Kita mulai sejak anak keluar dari
rumah. Anak-anak di Finlandia keluar dari rumah langsung disambut oleh bis
sekolah yang aman dan nyaman, atau diantar pakai mobil pribadi yang mewah kalau
untuk ukuran orang Indonesia. Sekarang
kita lihat anak-anak Indonesia. Mereka keluar rumah langsung harus berhadapan
dengan maut. Baru-baru ini di TV kita bisa menyaksikan ada anak-anak yang harus
menyeberang sungai yang lebar dan ganas ketika berangkat dan pulang sekolah.

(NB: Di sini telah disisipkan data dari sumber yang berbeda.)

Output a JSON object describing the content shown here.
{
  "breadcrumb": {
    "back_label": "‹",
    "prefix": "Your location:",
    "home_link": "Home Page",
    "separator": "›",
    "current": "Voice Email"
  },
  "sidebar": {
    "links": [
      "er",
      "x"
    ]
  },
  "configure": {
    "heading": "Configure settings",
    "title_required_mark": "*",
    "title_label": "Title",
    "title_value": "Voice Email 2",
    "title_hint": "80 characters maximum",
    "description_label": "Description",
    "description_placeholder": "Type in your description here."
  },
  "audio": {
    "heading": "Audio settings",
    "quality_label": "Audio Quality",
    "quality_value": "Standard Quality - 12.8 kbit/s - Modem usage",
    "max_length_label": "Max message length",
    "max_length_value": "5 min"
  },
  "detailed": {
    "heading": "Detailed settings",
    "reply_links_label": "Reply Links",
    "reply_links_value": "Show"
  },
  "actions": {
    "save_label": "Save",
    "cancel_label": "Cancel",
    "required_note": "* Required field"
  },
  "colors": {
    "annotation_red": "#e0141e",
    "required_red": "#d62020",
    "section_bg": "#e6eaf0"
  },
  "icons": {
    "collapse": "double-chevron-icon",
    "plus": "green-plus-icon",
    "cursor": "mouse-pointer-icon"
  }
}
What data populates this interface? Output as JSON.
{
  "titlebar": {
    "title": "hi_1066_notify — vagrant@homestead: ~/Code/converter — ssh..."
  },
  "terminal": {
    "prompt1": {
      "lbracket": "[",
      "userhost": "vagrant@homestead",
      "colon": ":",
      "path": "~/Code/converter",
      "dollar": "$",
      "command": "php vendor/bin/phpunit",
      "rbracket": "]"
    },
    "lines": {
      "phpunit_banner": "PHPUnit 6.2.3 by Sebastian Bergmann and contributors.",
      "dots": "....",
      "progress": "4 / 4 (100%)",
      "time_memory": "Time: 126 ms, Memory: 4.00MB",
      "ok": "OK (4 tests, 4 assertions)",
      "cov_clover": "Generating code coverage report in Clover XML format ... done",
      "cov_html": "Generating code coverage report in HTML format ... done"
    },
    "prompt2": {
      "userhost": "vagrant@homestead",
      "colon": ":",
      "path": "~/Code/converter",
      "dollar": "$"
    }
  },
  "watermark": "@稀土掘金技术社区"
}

Bahkan mereka harus mencopot celana atau rok mereka. Menteri pendidikan Finlandia
pasti ngakak kalau melihatnya! Adalagi yang menyeberang jembatan yang cuma
tinggal talinya. Tak kalah, anak-anak lain juga selalu berhadapan dengan maut,
menyeberang jalan yang ramai, ada yang bergelantungan di angkot, ada yang naik
di atas angkudes, dan banyak yang jadi pembalap jalanan. Menteri pendidikan
Finlandia pasti geleng-geleng kepala melihatnya.
Ketika
tiba di sekolah, anak-anak Finlandia disambut oleh suasana yang nyaman, gedung
sekolah yang bagus. Anak Indonesia? Lagi-lagi harus berhadapan dengan maut,
berita gedung sekolah ambruk bukan hal aneh di negri nan indah ini. Gedung
sekolah yang disebut layak di sini, dianggap layak jugakah di Finlandia? Memang
ada sekolah yang gedungnya bagus di sini, tapi cuma untuk anak-anak yang
berduit.
Ketika
berada di dalam kelas, tak usah ditanyakan bagaimana suasana di kelas
Finlandia. Di sini? Riuh, satu orang guru menghadapi 40 anak. Mereka harus
berbagi buku paket, kalau ada. Atau harus membeli LKS yang sering dianggap
bermasalah. Plus harus menghadapi guru yang oleh Mendikbud juga dianggap
bermasalah karena jarang yang lulus UKA apalagi UKG. Tapi menteri pendidikan
Finlandia mungkin terheran-heran. Bagaimana mungkin guru-guru yang dicap tidak
bermutu semacam itu bisa menghasilkan kelulusan UN yang hampir 100% dan nilai
matematika banyak yang mencapai 10,00. Ditambah lagi guru-guru yang tidak
bermutu itu bisa mencetak menteri pendidikan yang sangat cerdas, dan menteri
dan pejabat-pejabat lain yang hebat-hebat, mencetak pengusaha-pengusaha tangguh
sehingga ekonomi Indonesia melesat menyaingi negara-negara maju. Atau mungkin
orang-orang hebat itu dulu sejak dari taman kanak-kanak tidak belajar di
Indonesia?
Tibalah
saatnya istirahat, tak usah ditanya lagi hidangan apa yang disajikan oleh
menteri pendidikan Finlandia. Anak-anak di negri nan kaya raya ini? Mereka
langsung menyerbu penjaja makanan kecil. Meskipun makanan kecil tapi plus, plus
bakteri, virus, boraks, pewarna tekstil, MSG, natrium benzoate, pemanis buatan
dan lain-lain tapi minus protein, vitamin, mineral dan serat.
Waktunya
pulang, anak-anak Indonesia pun berhamburan dengan riang karena merasa terbebas
dari segala himpitan. Sebagian mereka tak langsung pulang, berkeliaran, bertemu
anak sekolah lain. Iseng-iseng mereka pun tawuran.